そして何より、フェリクスが見立ててくれたというのが、どうしようもなく嬉しい。
「これ、とても気に入りました」
「……そうか。では、これを買おう。店主、すぐに履いてもいいだろうか?」
「へい、もちろん! よかったら、古い靴のほうはウチで処分しときましょうか?」
「ああ、頼む」
そうしてアナベルが新品の靴に履き替え、フェリクスが代金を支払ったあと、靴屋を後にした。

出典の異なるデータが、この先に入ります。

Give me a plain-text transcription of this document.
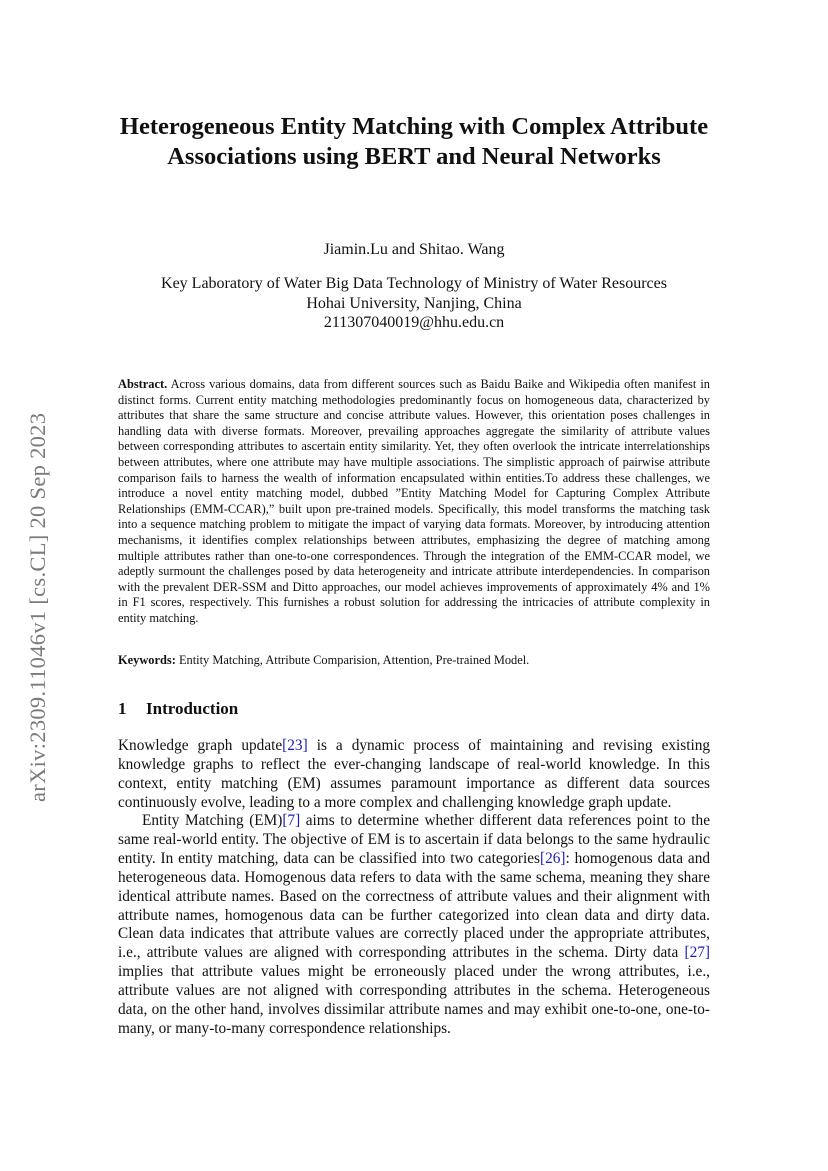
arXiv:2309.11046v1 [cs.CL] 20 Sep 2023
Heterogeneous Entity Matching with Complex Attribute Associations using BERT and Neural Networks
Jiamin.Lu and Shitao. Wang
Key Laboratory of Water Big Data Technology of Ministry of Water Resources
Hohai University, Nanjing, China
211307040019@hhu.edu.cn

Abstract. Across various domains, data from different sources such as Baidu Baike and Wikipedia often manifest in distinct forms. Current entity matching methodologies predominantly focus on homogeneous data, characterized by attributes that share the same structure and concise attribute values. However, this orientation poses challenges in handling data with diverse formats. Moreover, prevailing approaches aggregate the similarity of attribute values between corresponding attributes to ascertain entity similarity. Yet, they often overlook the intricate interrelationships between attributes, where one attribute may have multiple associations. The simplistic approach of pairwise attribute comparison fails to harness the wealth of information encapsulated within entities.To address these challenges, we introduce a novel entity matching model, dubbed ”Entity Matching Model for Capturing Complex Attribute Relationships (EMM-CCAR),” built upon pre-trained models. Specifically, this model transforms the matching task into a sequence matching problem to mitigate the impact of varying data formats. Moreover, by introducing attention mechanisms, it identifies complex relationships between attributes, emphasizing the degree of matching among multiple attributes rather than one-to-one correspondences. Through the integration of the EMM-CCAR model, we adeptly surmount the challenges posed by data heterogeneity and intricate attribute interdependencies. In comparison with the prevalent DER-SSM and Ditto approaches, our model achieves improvements of approximately 4% and 1% in F1 scores, respectively. This furnishes a robust solution for addressing the intricacies of attribute complexity in entity matching.

Keywords: Entity Matching, Attribute Comparision, Attention, Pre-trained Model.

1 Introduction

Knowledge graph update[23] is a dynamic process of maintaining and revising existing knowledge graphs to reflect the ever-changing landscape of real-world knowledge. In this context, entity matching (EM) assumes paramount importance as different data sources continuously evolve, leading to a more complex and challenging knowledge graph update.

Entity Matching (EM)[7] aims to determine whether different data references point to the same real-world entity. The objective of EM is to ascertain if data belongs to the same hydraulic entity. In entity matching, data can be classified into two categories[26]: homogenous data and heterogeneous data. Homogenous data refers to data with the same schema, meaning they share identical attribute names. Based on the correctness of attribute values and their alignment with attribute names, homogenous data can be further categorized into clean data and dirty data. Clean data indicates that attribute values are correctly placed under the appropriate attributes, i.e., attribute values are aligned with corresponding attributes in the schema. Dirty data [27] implies that attribute values might be erroneously placed under the wrong attributes, i.e., attribute values are not aligned with corresponding attributes in the schema. Heterogeneous data, on the other hand, involves dissimilar attribute names and may exhibit one-to-one, one-to-many, or many-to-many correspondence relationships.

「フェリクス様、靴を買っていただいて、本当にありがとうございます。とても可愛くて、履いているだけで嬉しくなります」
アナベルが笑顔でお礼を伝えると、フェリクスも嬉しそうに微笑んだ。
「……それならよかった。では、靴も買ったし帰ろうか」
「あ……」
宿へと戻ろうとしたフェリクスを、アナベルがなぜか悲しそうに見つめる。
「どうした? やっぱり足が痛むのか?」
「いえ、あの……」
煮え切らない様子のアナベルの態度に首を傾げつつフェリクスが返事を促すと、アナベルは頬を赤く染め、俯きながら答えた。
「あの、フェリクス様と出かけられたのが嬉しくて、このまま戻るのが勿体ないなって思ってしまったんです……」
思いがけないアナベルの言葉に、フェリクスは驚いて固まった。
「あ、でも、フェリクス様はお忙しいですものね……! 変なことを言って申し訳ありませんでした」
自分でもとんでもなく恥ずかしいことを言ってしまったことに気づき、居た堪れなくなって足早に帰ろうとしたアナベルを、フェリクスが引き止める。
「……今日は別に忙しくはない。少し寄り道したところで、誰も何も言わないだろう」
「ほ、本当ですか?」
「本当だ。……どこか行きたいところがあるのか?」
「えっと、特に行きたい場所があるわけではないのですが……。あ、でも少しお腹が空きました」
アナベルが空腹なのを明かすと、フェリクスはふっと楽しそうな笑みを浮かべた。
「では、何か食べられる店に行こう。前に食事をして美味しかった店がある」
「は、はい!」
それからアナベルはフェリクスと一緒に小さな軽食屋に行って焼き菓子を食べた。
フェリクスはあまりお腹が空いていなかったようで、甘さ控えめのものを一つ口にしただけで、あとはアナベルが食べるのを優しい眼差しで見つめていた。
「ごちそうさまでした。本当に美味しいお店でしたね」
「気に入ってもらえてよかった」
「連れてきてくださって、ありがとうございました。明日の儀式も頑張りますね」
「──ああ。……では、明日も早いからそろそろ戻ろう」
儀式のことに触れた途端、フェリクスの表情が少し翳ったように思ったが、次の瞬間にはいつもの冷静な顔つきになっていたので、気のせいだったのだろうとアナベルは思った。
(今日はとても楽しかったわ)
宿への帰り道も、新しい靴のおかげか足取りが軽く感じる。
明日の火の神殿での儀式も頑張ろう、とアナベルは心の中で呟いた。